Experts fly onto the message boards detailing their acute and studied knowledge of what should have been called. Their storied high school playing career, coupled with their ranking status in Madden online, reinforces their strange belief that, in fact, most of these 32 coaches won a job lottery and have no idea what they're doing.
The fact is, every play is designed to score, and has produced, touchdowns. Every one of them. And every team pretty much runs the same plays, weighted by personnel and talent. There hasn't been an original thought in a good long while in this copycat league. They've been running the read-option in high school for 20+ years.

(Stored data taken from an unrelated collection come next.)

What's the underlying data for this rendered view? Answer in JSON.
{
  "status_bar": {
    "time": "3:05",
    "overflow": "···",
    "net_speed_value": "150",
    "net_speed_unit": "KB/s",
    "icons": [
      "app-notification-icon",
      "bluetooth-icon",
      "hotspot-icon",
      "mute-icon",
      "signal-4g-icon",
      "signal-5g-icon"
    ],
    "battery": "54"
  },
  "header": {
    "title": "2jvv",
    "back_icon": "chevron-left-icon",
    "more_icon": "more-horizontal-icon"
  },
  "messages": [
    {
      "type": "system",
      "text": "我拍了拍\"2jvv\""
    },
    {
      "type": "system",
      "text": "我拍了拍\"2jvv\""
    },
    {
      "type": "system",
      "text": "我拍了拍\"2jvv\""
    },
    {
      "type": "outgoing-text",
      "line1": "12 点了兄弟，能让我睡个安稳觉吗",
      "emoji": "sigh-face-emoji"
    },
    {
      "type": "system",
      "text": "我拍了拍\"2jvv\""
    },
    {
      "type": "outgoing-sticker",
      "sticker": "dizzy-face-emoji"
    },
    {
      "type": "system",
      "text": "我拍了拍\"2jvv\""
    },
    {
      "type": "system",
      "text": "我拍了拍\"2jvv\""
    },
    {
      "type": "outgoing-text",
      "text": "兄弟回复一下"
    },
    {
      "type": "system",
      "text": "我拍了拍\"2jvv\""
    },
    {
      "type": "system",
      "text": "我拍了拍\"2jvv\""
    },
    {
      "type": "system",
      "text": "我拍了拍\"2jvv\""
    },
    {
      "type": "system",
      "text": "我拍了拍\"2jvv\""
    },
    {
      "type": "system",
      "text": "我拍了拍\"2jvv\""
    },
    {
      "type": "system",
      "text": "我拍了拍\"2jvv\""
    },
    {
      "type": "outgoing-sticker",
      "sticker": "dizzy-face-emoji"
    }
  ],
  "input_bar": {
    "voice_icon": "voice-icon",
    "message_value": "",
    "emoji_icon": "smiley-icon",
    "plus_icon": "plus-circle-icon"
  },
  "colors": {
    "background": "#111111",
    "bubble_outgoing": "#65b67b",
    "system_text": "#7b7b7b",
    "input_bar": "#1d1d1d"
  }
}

But what never seems to get properly considered (mostly because we don't know for sure and won't admit it) is that the play called isn't necessarily the play run, and plays that don't work are 90 percent the result of a missed block, bad read, or poorly thrown ball or route run.
Basics still decide football games.
I want Garrett to turn over the playcalling duties, too, but not because I don't think the guy can call plays. I want him to free up his time and energy so he can better manage all three phases of the game on Sunday, and simply run the sideline. That's what Jimmy and Parcells did. Landry called offensive and defensive plays at one time, but he had a whole staff of future head coaches, and players were more self-disciplined in those days.
Way too much attention is being payed to this right now. The much greater matter at hand is getting the line of scrimmage tilted back to 0 degrees, instead of the 30-degree uphill angle it's currently on.
Garrett and Romo are hamstrung. New plays aren't needed as much as new people to run them with.
No offense, because its a very well laid out post, but then why does a team like the Ravens fire their OC and when the new guy comes in he clicks? The reason is that some OC's can play call better than others given the personnel they have. Its why teams like GB with a bad Oline run a semi-hurry up and get the ball out of Rodgers hands quickly. It's why some teams keep RBs in to chip when they know they have trouble blocking one guy. You can't just say that OC doesn't matter because everyone calls the same plays so we need more talent. Then why even have an OC? The Ravens showed that some guys can take the same team and turn the exact same personnel into a different machine. We didn't take advantage of the plusses we had...Romo and our WRs and instead kept trying to fit a round peg into a square hole running the ball behind a bad oline just to try and establish something.